白光(朝井 まかて)

日本人女性として最初のイコン画家となった山下りんの物語。明治初期、絵師を目指すために茨城から江戸へ出たりんは、西洋画と出会い、その道を目指しはじめる。そして、絵を共に学ぶ仲間から、ロシヤ正教の教会へ来れば西洋画を見ることができると誘われ、信仰のためではなく絵のために教会へ通い始める。

やがてりんはロシアへ渡り、ロシヤ正教の考え方や、イコン(聖像画)の在り方や歴史などを学んでいく。私自身は、東方正教会(ロシヤ正教)についてほとんど理解がないまま読み始めので、りんがそのことを学んでいく過程で一緒に学ばせてもらったように感じた。

明治という時代は、西洋に追いつくべく急速に社会が変化していった時期だと想像している。信仰の自由が認められる一方、日露戦争ともなればロシヤ正教は敵だと見なされた時期もあったに違いない。
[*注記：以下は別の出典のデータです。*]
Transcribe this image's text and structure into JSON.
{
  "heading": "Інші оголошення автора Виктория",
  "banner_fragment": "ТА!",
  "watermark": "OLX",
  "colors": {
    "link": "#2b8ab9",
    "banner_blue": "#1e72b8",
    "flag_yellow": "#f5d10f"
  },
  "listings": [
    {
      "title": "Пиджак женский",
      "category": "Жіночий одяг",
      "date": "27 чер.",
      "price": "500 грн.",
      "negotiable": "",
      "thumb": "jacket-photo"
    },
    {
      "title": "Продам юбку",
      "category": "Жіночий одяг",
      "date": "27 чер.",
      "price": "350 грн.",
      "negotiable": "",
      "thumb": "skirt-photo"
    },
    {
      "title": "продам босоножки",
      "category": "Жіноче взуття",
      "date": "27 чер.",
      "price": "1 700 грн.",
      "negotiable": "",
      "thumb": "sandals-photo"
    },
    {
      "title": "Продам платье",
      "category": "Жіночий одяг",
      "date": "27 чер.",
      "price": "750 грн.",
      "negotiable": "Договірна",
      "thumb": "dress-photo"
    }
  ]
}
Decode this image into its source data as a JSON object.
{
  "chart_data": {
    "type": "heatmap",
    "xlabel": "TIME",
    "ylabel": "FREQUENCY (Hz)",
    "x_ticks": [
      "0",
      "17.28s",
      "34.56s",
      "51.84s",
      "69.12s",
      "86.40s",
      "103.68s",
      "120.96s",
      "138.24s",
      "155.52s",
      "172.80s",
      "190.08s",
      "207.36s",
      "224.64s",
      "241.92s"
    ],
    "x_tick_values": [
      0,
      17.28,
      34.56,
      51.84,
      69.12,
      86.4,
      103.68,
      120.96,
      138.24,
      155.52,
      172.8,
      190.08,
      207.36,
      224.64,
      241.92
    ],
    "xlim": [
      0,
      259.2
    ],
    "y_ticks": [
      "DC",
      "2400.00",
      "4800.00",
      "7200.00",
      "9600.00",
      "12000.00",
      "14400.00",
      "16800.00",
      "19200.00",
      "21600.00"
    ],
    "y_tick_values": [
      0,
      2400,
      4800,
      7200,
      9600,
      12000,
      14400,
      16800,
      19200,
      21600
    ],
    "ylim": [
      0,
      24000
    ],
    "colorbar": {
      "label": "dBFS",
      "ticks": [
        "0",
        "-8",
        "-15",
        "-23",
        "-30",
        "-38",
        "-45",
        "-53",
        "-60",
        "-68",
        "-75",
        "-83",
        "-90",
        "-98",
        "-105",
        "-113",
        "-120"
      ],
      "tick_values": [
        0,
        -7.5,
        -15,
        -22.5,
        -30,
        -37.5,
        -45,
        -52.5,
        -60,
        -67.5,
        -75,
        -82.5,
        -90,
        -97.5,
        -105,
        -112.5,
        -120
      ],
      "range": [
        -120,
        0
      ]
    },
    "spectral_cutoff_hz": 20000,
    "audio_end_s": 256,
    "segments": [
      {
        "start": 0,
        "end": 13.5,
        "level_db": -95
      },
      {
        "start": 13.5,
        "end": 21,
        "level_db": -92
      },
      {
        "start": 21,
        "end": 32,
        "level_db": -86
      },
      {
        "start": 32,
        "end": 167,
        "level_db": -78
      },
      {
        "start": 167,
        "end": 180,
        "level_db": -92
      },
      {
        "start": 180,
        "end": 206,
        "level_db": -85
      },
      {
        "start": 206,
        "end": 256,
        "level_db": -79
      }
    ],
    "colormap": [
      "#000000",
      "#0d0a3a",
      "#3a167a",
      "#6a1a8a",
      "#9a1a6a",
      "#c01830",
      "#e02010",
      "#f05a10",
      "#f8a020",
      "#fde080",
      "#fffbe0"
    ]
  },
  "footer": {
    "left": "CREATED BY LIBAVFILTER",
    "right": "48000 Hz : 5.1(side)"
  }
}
また、歪んだ国粋主義を唱える者にとって、西洋画そのものへの批判に晒された時期もあったかもしれない。

りんが幸運だったのは、家族の理解や人との出会いに恵まれたことにもあるだろう。その環境を存分に生かし、社会に恩返しをしようとしたりんという人の生き方はとても素敵だ。そして、彼女をもっとも理解し、大きな影響を与えた人物は、真の聖職者と言えるニコライ主教であったのではないかと思う。

お茶の水のニコライ堂からは時に美しい鐘の音が聞こえてくる。この作品を読んだ後は、あの音が今までとは異なるものに聞こえてくるだろう。そして、イコンは何のために描かれるのかということについても、考えを改めさせられる作品だった。不意に涙を誘われるシーンもありつつ、学びの多い一冊である。